Genesi 49,2.8-10 con il commento di Melania Marcatelli



Dal libro della Genesi
Gn 49,2.8-10 

Testo del brano
In quei giorni, Giacobbe chiamò i figli e disse: «Radunatevi e ascoltate, figli di Giacobbe, ascoltate Israele, vostro padre! Giuda, ti loderanno i tuoi fratelli; la tua mano sarà sulla cervìce dei tuoi nemici; davanti a te si prostreranno i figli di tuo padre. Un giovane leone è Giuda: dalla preda, figlio mio, sei tornato; si è sdraiato, si è accovacciato come un leone e come una leonessa; chi lo farà alzare?
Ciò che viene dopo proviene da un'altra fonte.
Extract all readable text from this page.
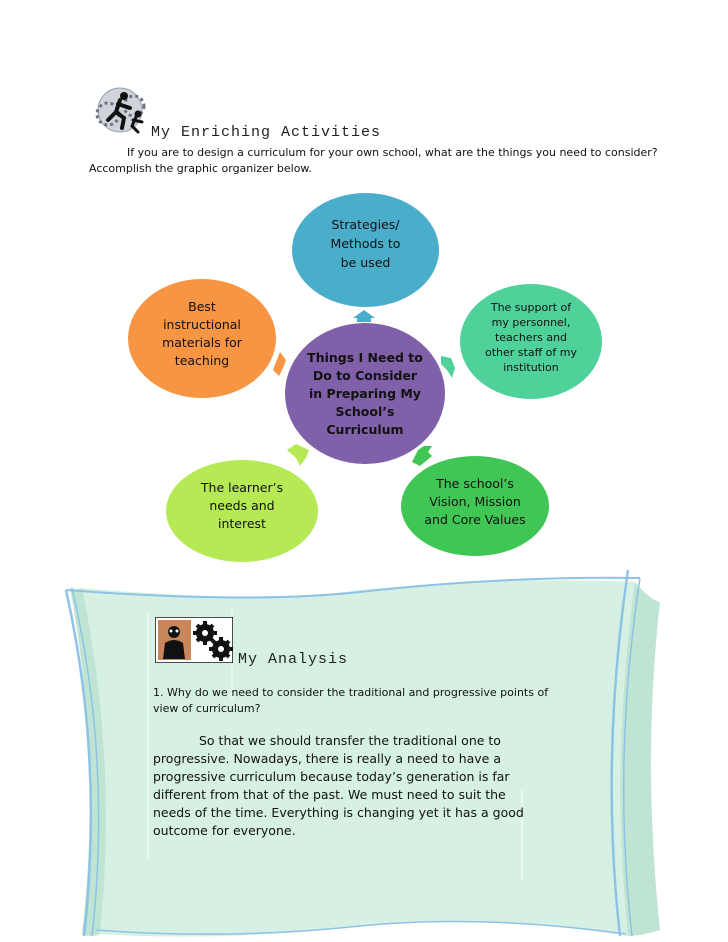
My Enriching Activities
If you are to design a curriculum for your own school, what are the things you need to consider?
Accomplish the graphic organizer below.
Things I Need to
Do to Consider
in Preparing My
School’s
Curriculum
Strategies/
Methods to
be used
The support of
my personnel,
teachers and
other staff of my
institution
The school’s
Vision, Mission
and Core Values
The learner’s
needs and
interest
Best
instructional
materials for
teaching
My Analysis
1. Why do we need to consider the traditional and progressive points of
view of curriculum?
So that we should transfer the traditional one to
progressive. Nowadays, there is really a need to have a
progressive curriculum because today’s generation is far
different from that of the past. We must need to suit the
needs of the time. Everything is changing yet it has a good
outcome for everyone.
Non sarà tolto lo scettro da Giuda né il bastone del comando tra i suoi piedi, finché verrà colui al quale esso appartiene e a cui è dovuta l’obbedienza dei popoli».

 

 

Recita
Cristian Messina

Musica di sottofondo
Lorenzo Tempesti. Maramore. www.suonimusicaidee.it. Licenza gratuita

Meditazione
Melania Marcatelli

Meditazione
Sono trascorsi lunghi anni, Giacobbe è giunto ormai al termine della sua vita. Si trova in Egitto con figli e nipoti, dove grazie a Giuseppe ha trovato il favore del faraone. In punto di morte chiede a Giuseppe di essere sepolto nella terra dei suoi padri, nel loro sepolcro. Poi riunisce intorno a sé i figli, ancora tutti in vita, e pronuncia degli oracoli sul loro futuro e sul destino delle tribù, che da loro discenderanno. Dovrebbe trattarsi di benedizioni, in realtà per i primi tre figli, Ruben, Simeone e Levi, a causa della loro condotta, si tratta in realtà di maledizioni, o meglio, il padre dice loro che rimarranno indietro, mentre riserva la preminenza sui fratelli a Giuda. Giacobbe pronuncia una benedizione profetica su di lui, affermando che riceverà la lode dei fratelli, la supremazia sui nemici; lo paragona ad un leone e a una leonessa, non nella violenza della caccia, ma nella maestosità del riposo. La sua preminenza durerà per sempre, finché non arriverà colui che dominerà su tutti i popoli. Questo versetto ha un forte valore messianico: la tribù di Giuda, da cui discenderà anche Davide, è la stessa in seno alla quale nascerà Gesù. La benedizione riservata a Giuda sembra essere una prefigurazione della sua venuta, leggiamo infatti al versetto 10: «finché verrà colui al quale esso appartiene (si parla dello scettro e del bastone del comando) e a cui è dovuta l’obbedienza dei popoli». Queste parole pronunciate da Giacobbe, negli ultimi istanti della sua vita, proiettano lui e noi in una dimensione di speranza per la venuta del Messia, di Gesù. Nelle sue parole riecheggia soprattutto l’aspetto regale, la vittoria e il comando, ricordiamo che nell’Antico Testamento le attese messianiche erano soprattutto questo. Ma noi che con occhi più consapevoli guardiamo a ritroso, non possiamo fare a meno di cogliere aspetti che ci rimandano al suo sacrificio di salvezza: nei versetti successivi viene citato un asino, con cui sappiamo entrerà a Gerusalemme, si parla della vite, si afferma che colui di cui si parla «lava nel vino la sua veste, e nel sangue dell’uva il suo manto». Tutti questi elementi tracciano un ponte tra cose antiche e cose nuove, la tradizione e la novità di Cristo, compimento della storia di salvezza che Dio aveva tessuto fin dal principio.